I’ve recently had a few emails expressing some version of this frustration, so I want to offer a couple tips to help you protect your “get ahead” money (Rainy Day categories, savings goals).
1. Look at your budget before you spend.
If you’re robbing your “European Vacation” category to cover your “Entertainment” overspending, it’s probably because you didn’t check you “Entertainment” category balance before agreeing to a night out with friends.
You’re less likely to steal from your bigger goals if you keep your budget in front of you. You’ll spend less time in reactionary “How am I going to cover this?” mode, and more time in “I can’t wait to buy my new Macbook” mode.
Get YNAB on your smart phone and check your category balances before you spend.
2. Only use discretionary dollars to pay back discretionary overspending.

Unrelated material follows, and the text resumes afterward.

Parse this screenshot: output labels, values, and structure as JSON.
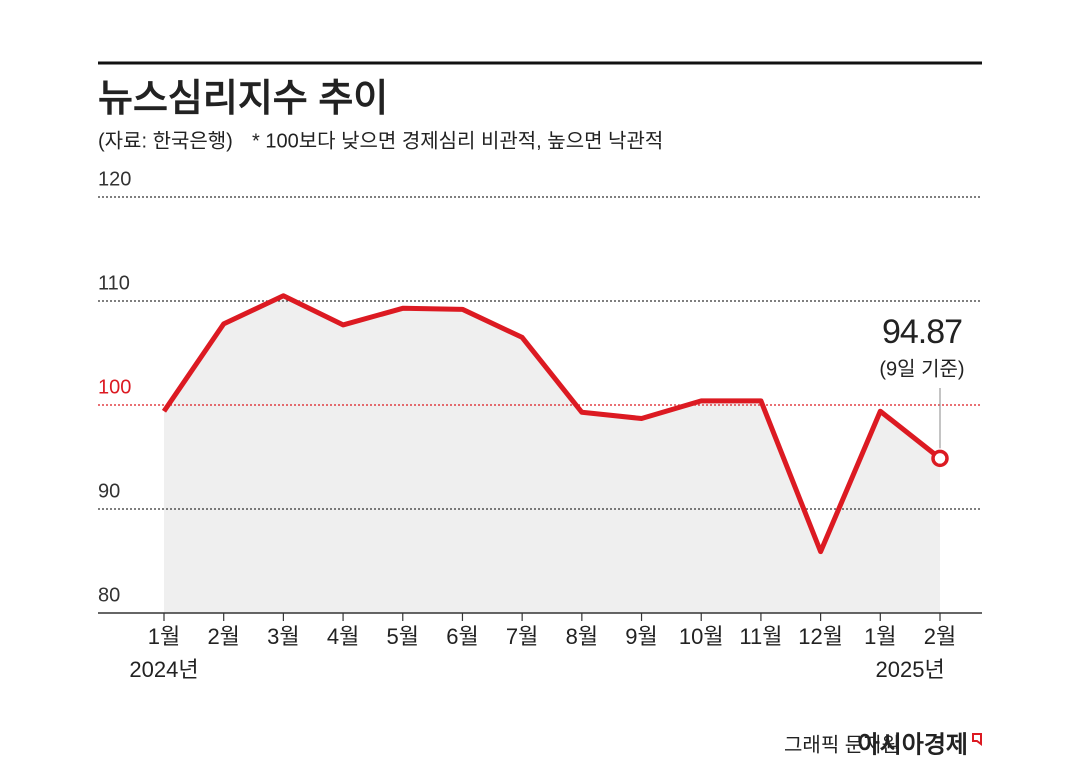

If you overspend in ‘Restaurants,’ pay it back with some combination of ‘Entertainment,’ ‘Clothing,’ ‘Drinks,’ ‘Fun Money,’ or even ‘Groceries.’
Your “get ahead” dollars probably reside in YNAB master categories like “Rainy Day Funds” and “Savings Goals.” Imagine a one-way valve on those master categories: money flows in, but can’t flow back out (except to do the job it was originally assigned).
The other day I was talking to Bryan (a coaching client) and we decided YNAB needs to give some sort of bright flashing warning whenever you’re moving money from a long-term category to short-term category:
WARNING: YOU MIGHT BE WRECKING EVERYTHING. PROCEED WITH CAUTION. BETTER YET – DON’T.
Bottom line, when it’s time to cover overspending, repeat this mantra to yourself:
“I get ahead because I don’t use long-term money for short-term consumption.”